R: Wow, that’s such a powerful journey full circle. I think disability justice and awareness have made such leaps in the last decade. As you say, being visible and vocal is so important to inspiring people and creating change.
What do you think needs to happen in the sailing world in order to make it more accessible and increase diversity?
N: Hmm I’m not sure but I think the more disabled people that sail the better, and if it is visible and people can talk about what’s needed then more and more adaptations and help will continue to come available so I guess it’s keeping disabled sailing in the spotlight so more and more will take it up so more funding will be available.
R: I think you’re right, it’s what drove your dad to create the sip and puff technology right? Your love and sailing and desire to do more created the technology and now more and more disabled people are sailing.
What’s next for you?
N: I like giving talks and I’d like to do more social media about how beneficial sailing can be. Maybe do some Youtube vlogs/short films about my sailing.
We gave some of our footage to a couple of guys we know who have made it into a documentary about my sailing and they are trying to sell it to a media company.
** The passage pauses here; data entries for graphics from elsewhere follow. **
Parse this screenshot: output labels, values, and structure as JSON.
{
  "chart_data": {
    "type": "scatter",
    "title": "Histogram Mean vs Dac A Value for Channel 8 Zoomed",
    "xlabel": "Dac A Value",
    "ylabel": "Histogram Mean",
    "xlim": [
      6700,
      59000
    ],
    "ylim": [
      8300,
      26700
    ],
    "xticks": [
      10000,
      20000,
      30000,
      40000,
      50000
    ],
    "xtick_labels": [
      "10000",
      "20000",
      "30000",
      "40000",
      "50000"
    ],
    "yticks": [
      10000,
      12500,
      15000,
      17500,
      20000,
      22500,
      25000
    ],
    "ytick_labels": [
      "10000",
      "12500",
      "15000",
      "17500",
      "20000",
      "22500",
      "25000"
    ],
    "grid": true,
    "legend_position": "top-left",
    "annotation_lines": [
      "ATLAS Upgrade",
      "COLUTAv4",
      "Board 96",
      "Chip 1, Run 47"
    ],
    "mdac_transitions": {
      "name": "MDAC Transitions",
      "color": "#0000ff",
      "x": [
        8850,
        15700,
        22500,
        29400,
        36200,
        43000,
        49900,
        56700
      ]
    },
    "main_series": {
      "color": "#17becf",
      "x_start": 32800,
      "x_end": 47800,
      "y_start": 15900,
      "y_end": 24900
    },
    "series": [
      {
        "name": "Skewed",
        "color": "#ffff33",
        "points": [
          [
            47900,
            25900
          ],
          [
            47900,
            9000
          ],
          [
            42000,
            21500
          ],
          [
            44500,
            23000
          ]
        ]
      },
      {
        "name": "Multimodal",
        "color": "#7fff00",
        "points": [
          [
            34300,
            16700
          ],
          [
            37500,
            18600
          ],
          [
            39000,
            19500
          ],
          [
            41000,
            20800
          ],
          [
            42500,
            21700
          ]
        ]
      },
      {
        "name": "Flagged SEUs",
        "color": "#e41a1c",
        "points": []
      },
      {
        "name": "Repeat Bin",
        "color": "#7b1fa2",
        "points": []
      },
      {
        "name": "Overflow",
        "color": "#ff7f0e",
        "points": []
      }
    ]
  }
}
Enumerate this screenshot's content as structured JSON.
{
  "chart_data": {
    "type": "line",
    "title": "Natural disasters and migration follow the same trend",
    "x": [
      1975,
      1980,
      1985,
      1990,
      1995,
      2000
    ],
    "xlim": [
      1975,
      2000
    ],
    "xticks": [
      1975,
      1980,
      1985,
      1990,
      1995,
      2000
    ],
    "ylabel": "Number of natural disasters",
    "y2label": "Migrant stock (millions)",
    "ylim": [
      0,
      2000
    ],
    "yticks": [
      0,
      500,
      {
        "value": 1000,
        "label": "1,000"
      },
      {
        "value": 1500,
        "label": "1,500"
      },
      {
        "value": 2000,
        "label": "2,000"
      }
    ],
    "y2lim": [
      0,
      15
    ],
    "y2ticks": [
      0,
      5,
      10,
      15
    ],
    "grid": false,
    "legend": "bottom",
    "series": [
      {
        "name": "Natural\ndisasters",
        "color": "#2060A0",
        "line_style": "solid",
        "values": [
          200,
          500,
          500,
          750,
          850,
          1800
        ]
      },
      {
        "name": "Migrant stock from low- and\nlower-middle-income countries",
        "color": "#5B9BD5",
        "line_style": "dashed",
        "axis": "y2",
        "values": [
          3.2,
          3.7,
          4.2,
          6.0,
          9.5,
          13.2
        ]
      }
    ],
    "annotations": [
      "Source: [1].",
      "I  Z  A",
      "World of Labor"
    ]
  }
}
They also filmed me sailing here too and took videos of us all at home. I think it’s about a 20-minute documentary.
We are meeting them again this weekend to see if they have any updates but they are also keen to know my plans for the next challenge, it would be fab if they could film some of the Pacific crossing.
R: Video is such an easy way to reach people nowadays and I think it’s the best way to see sailing in action.
What would you tell someone who wanted to give sailing a go but maybe wasn’t sure if it’s for them?
N: I would definitely say have a go and try it – make sure to try it with someone who can give you all the information you need, so ask as many questions as you can before going out [on the water], so you are confident.
Thank you to Reliance Yachts for helping get Blown Away off the ship in Palma. It was a great help and definitely a relief for my Dad to have the help! If we do decide to do the Pacific, we will contact Reliance Yachts for some advice regarding entering and clearing into various counties and the Panama Canal!